People declared in need of psychiatric treatment before they can stand trial in New York City wait 60% longer for an inpatient bed than those in the rest of the state, figures obtained by the Daily News show.
City detainees with so-called 730 designations wait an average of 76 days for a bed in facilities like Kirby Forensic Psychiatric Center on Randalls Island, the state Office of Mental Health figures show.
Meanwhile, the wait time for a psychiatric bed is 41 days in the rest of the state.
The lag means city defendants stay 35 days longer on average on Rikers Island, usually in special mental health units.
In all, 390 people were admitted in the city to an OMH facility to be restored to competency in 2024, compared to 274 people in the rest of the state, the figures show.
Justin Mason, a spokesman for state OMH, attributed the backlog to “a significant increase in court orders,” especially in the city, which has experienced a higher volume of such cases.
“To address this need for restoration services, we have increased inpatient admissions for competency restoration, added more than 50 new inpatient beds for this purpose in recent years, and are on track to open another 50 beds this winter,” Mason said.
Public scrutiny of conditions in Rikers’ mental health units has increased since The News published the account of a jail social worker who said severely mentally ill men are often locked in their cells for weeks and even months and don’t get their psychiatric medication.
The social worker, Justyna Rzewinski, who worked in two mental health units at Rikers’ George R. Vierno Center from December 2023 though this September, said the lock-ins are controlled by correction officers and are undocumented.
She said the lock-ins cause the men to decompensate — meaning to suffer worsening mental health due to stress — and act out with symptoms including constant screaming, banging and smearing of feces.

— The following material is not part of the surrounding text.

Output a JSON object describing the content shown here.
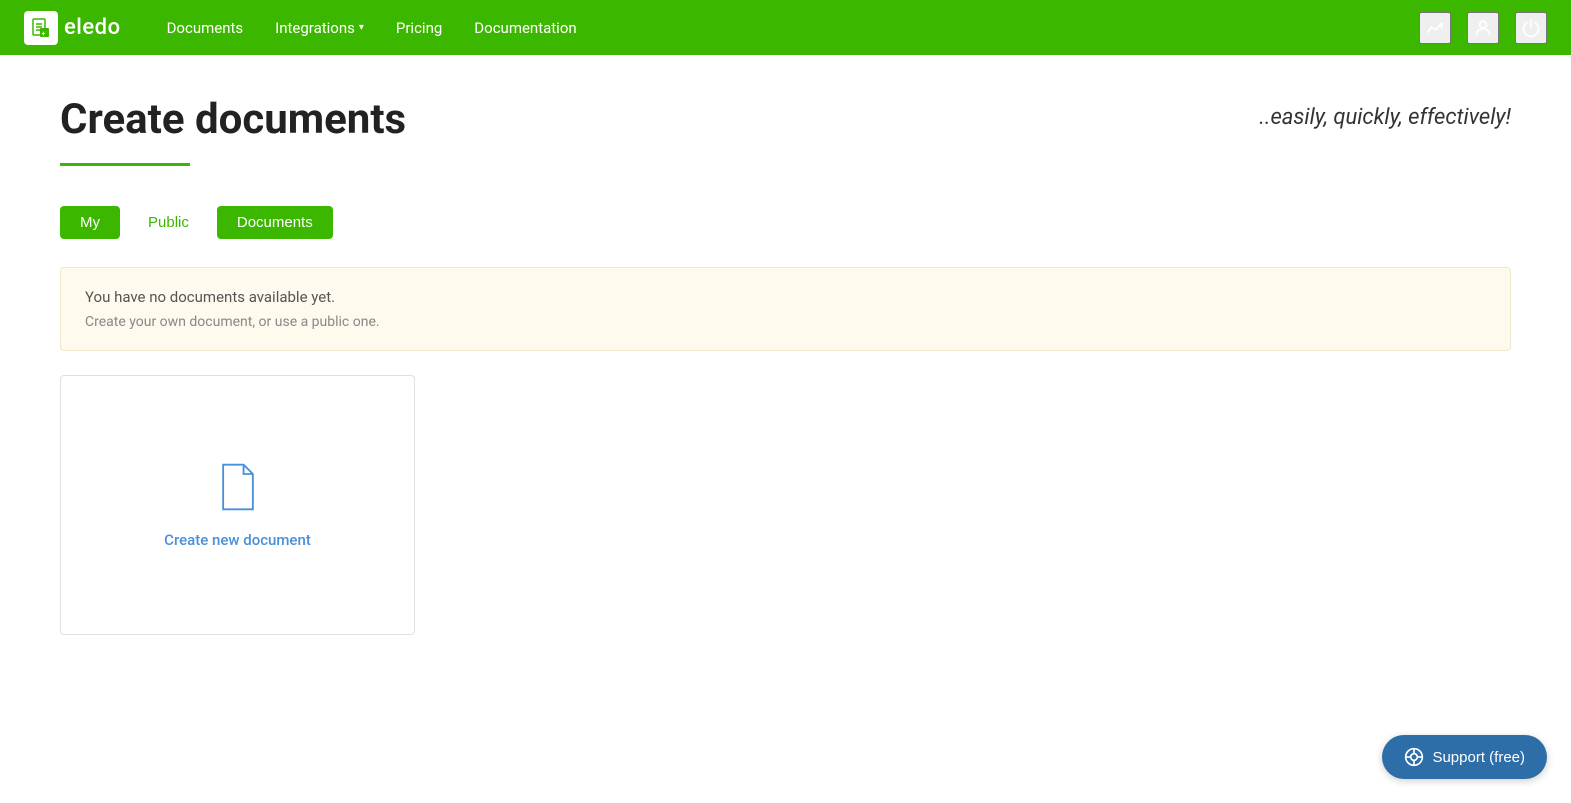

“A lot of patients are on the list for a really long time,” she told The News. “It’s usually the low-functioning patients who get it the worst because they often have no outside support.”
Four City Council members on Monday called for a probe of the practice, known in jail lingo as “deadlocking.” Members of the Board of Correction also called for a probe during its Oct. 8 public meeting, at which Rzewinski testified.
An analysis based on 7,795 cases between October 2022 and October 2024 by New York County Defender Services indicates that the courts may indeed be a key piece of the system that has contributed to the backlog.
Of that amount, 15%, or 1,169 of the defendants, were flagged at arraignment as having an obvious mental health issue. Judges were more likely to send people with mental illness to Rikers to await trial in jail than those who did not have prior mental health issues.
As just one example, judges were more than twice as likely to send nonviolent felony defendants with mental health issues to await trial on Rikers Island than those without mental health issues, per the Defender Services analysis.
“Some of this is happening because information is not trickling down to the judges that are making the decisions of whether to send our clients to Rikers or not,” said Lupe Todd-Medina, a spokeswoman for the New York City Department of Correction.
“Instead of using the other tools they have at their disposal, like Alternatives to Incarceration, like Mental Health Court, they are just default sending them to Rikers where they are not going to get the help they need.”
Al Baker, the spokesman for the state courts, said in a statement that more more mental health resources are needed, including beds in psychiatric facilities.
“Defendants in need of psychiatric care to restore their competency to stand trial should not languish in pretrial detention,” he said. “They should be placed in an appropriate facility as soon as possible.”
“Courts issue commitment orders only after mental health experts have provided their diagnostic opinions to the court and both the defense and prosecution are heard.”
The percentage of people with serious mental health diagnoses in the jail population has steadily increased since 2020, when it was just under 15%, the latest Mayor’s Management Report found. As of June 30, the end of fiscal 2024, the total was 20.3%.
The overall number of people in the system with a mental health diagnosis of any kind has also been steadily increasing.
In August 2017, there were about 3,800 people in the jails with some kind of mental health diagnosis, figures compiled by the Vera Institute show. The total dropped steadily until it bottomed out in August 2022 at just more than 2,100.
Since then, the Vera figures show, the total has steadily increased to 3,746 as of Tuesday out of the total city’s current jail population of 6,622.